Os ganhos vão além do Comex
Acordos comerciais não impactam apenas a rotina de importação e exportação. Quando bem avaliados, eles podem influenciar margem, competitividade, negociação com clientes, previsibilidade de custos e planejamento operacional.
Por isso, o tema é conduzido pela área de comércio exterior, mas é um benefício potencial para toda a empresa. O comex tem a leitura técnica da operação, enxerga onde a aplicação pode ser viável e é capaz de traduzir os impactos positivos para a empresa.
Uma avaliação técnica aprofundada apoia também nesse ponto. Ela organiza os caminhos possíveis, indica quais acordos têm maior aderência, aponta onde pode haver potencial de ganho e ajuda a transformar o tema em uma agenda estruturada de competitividade.
Com esse diagnóstico, o comex passa também a defender uma oportunidade estruturada, com base técnica, impacto prático e potencial de benefício para a operação como um todo.
Decidir sem diagnóstico é aceitar o escuro
Acordos comerciais exigem atenção para aproveitar a oportunidade da melhor forma e na hora certa.
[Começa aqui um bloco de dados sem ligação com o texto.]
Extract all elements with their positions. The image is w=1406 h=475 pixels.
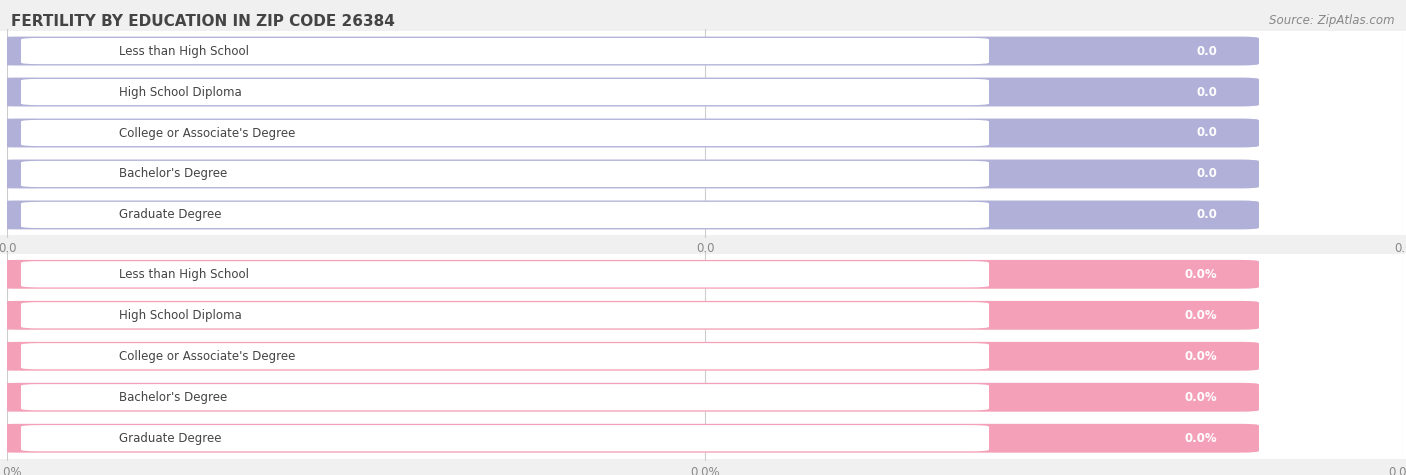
FancyBboxPatch shape — [0, 424, 1258, 453]
FancyBboxPatch shape — [0, 295, 1406, 336]
FancyBboxPatch shape — [0, 37, 1258, 66]
FancyBboxPatch shape — [0, 160, 1258, 188]
FancyBboxPatch shape — [0, 160, 1258, 188]
Text: 0.0: 0.0 — [1197, 168, 1218, 180]
FancyBboxPatch shape — [0, 30, 1406, 72]
FancyBboxPatch shape — [0, 383, 1258, 411]
Text: FERTILITY BY EDUCATION IN ZIP CODE 26384: FERTILITY BY EDUCATION IN ZIP CODE 26384 — [11, 14, 395, 29]
FancyBboxPatch shape — [21, 425, 988, 451]
Text: 0.0: 0.0 — [1197, 86, 1218, 98]
FancyBboxPatch shape — [21, 79, 988, 105]
Text: 0.0%: 0.0% — [1184, 268, 1218, 281]
FancyBboxPatch shape — [0, 424, 1258, 453]
FancyBboxPatch shape — [0, 200, 1258, 229]
Text: Less than High School: Less than High School — [118, 45, 249, 57]
FancyBboxPatch shape — [21, 161, 988, 187]
FancyBboxPatch shape — [0, 336, 1406, 377]
Text: Graduate Degree: Graduate Degree — [118, 432, 221, 445]
FancyBboxPatch shape — [0, 37, 1258, 66]
FancyBboxPatch shape — [0, 194, 1406, 236]
FancyBboxPatch shape — [0, 301, 1258, 330]
Text: Source: ZipAtlas.com: Source: ZipAtlas.com — [1270, 14, 1395, 27]
FancyBboxPatch shape — [21, 38, 988, 64]
Text: Less than High School: Less than High School — [118, 268, 249, 281]
Text: 0.0%: 0.0% — [1184, 391, 1218, 404]
FancyBboxPatch shape — [0, 260, 1258, 289]
FancyBboxPatch shape — [21, 302, 988, 328]
FancyBboxPatch shape — [0, 78, 1258, 106]
FancyBboxPatch shape — [0, 78, 1258, 106]
Text: College or Associate's Degree: College or Associate's Degree — [118, 350, 295, 363]
Text: Bachelor's Degree: Bachelor's Degree — [118, 391, 226, 404]
Text: High School Diploma: High School Diploma — [118, 86, 242, 98]
FancyBboxPatch shape — [0, 377, 1406, 418]
FancyBboxPatch shape — [0, 342, 1258, 370]
FancyBboxPatch shape — [0, 119, 1258, 147]
FancyBboxPatch shape — [21, 384, 988, 410]
FancyBboxPatch shape — [0, 418, 1406, 459]
Text: 0.0%: 0.0% — [1184, 432, 1218, 445]
FancyBboxPatch shape — [21, 261, 988, 287]
FancyBboxPatch shape — [0, 383, 1258, 411]
FancyBboxPatch shape — [0, 342, 1258, 370]
FancyBboxPatch shape — [0, 301, 1258, 330]
FancyBboxPatch shape — [0, 254, 1406, 295]
FancyBboxPatch shape — [0, 119, 1258, 147]
Text: 0.0%: 0.0% — [1184, 309, 1218, 322]
FancyBboxPatch shape — [0, 113, 1406, 153]
FancyBboxPatch shape — [0, 72, 1406, 113]
FancyBboxPatch shape — [0, 260, 1258, 289]
Text: 0.0: 0.0 — [1197, 126, 1218, 140]
Text: College or Associate's Degree: College or Associate's Degree — [118, 126, 295, 140]
Text: High School Diploma: High School Diploma — [118, 309, 242, 322]
FancyBboxPatch shape — [21, 202, 988, 228]
Text: Graduate Degree: Graduate Degree — [118, 209, 221, 221]
Text: 0.0: 0.0 — [1197, 209, 1218, 221]
FancyBboxPatch shape — [0, 200, 1258, 229]
Text: 0.0%: 0.0% — [1184, 350, 1218, 363]
Text: Bachelor's Degree: Bachelor's Degree — [118, 168, 226, 180]
FancyBboxPatch shape — [21, 343, 988, 370]
FancyBboxPatch shape — [0, 153, 1406, 194]
Text: 0.0: 0.0 — [1197, 45, 1218, 57]
FancyBboxPatch shape — [21, 120, 988, 146]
Por isso, decidir sem uma análise aprofundada é operar no escuro.
Os acordos estão avançando e os benefícios não são automáticos, mas podem impactar positivamente toda a empresa.
Então, essa é a hora de ter mais clareza sobre quais oportunidades podem fazer sentido para a sua operação.
Com uma avaliação técnica aplicada, é possível entender quais acordos podem ser viáveis, quais produtos devem ser priorizados, quais documentos precisam ser revisados e quais oportunidades merecem ser avaliadas para uma decisão comercial mais assertiva.
A DJA Intelligence apoia empresas na análise de viabilidade e na gestão de origem, com foco em identificar oportunidades em acordos comerciais, avaliar elegibilidade por produto, revisar documentos e provas de origem, orientar fluxos internos e sustentar decisões com maior segurança técnica.
Antes de esperar o mercado mostrar o caminho, vale olhar para dentro e responder à pergunta central: qual a melhor oportunidade para a sua operação?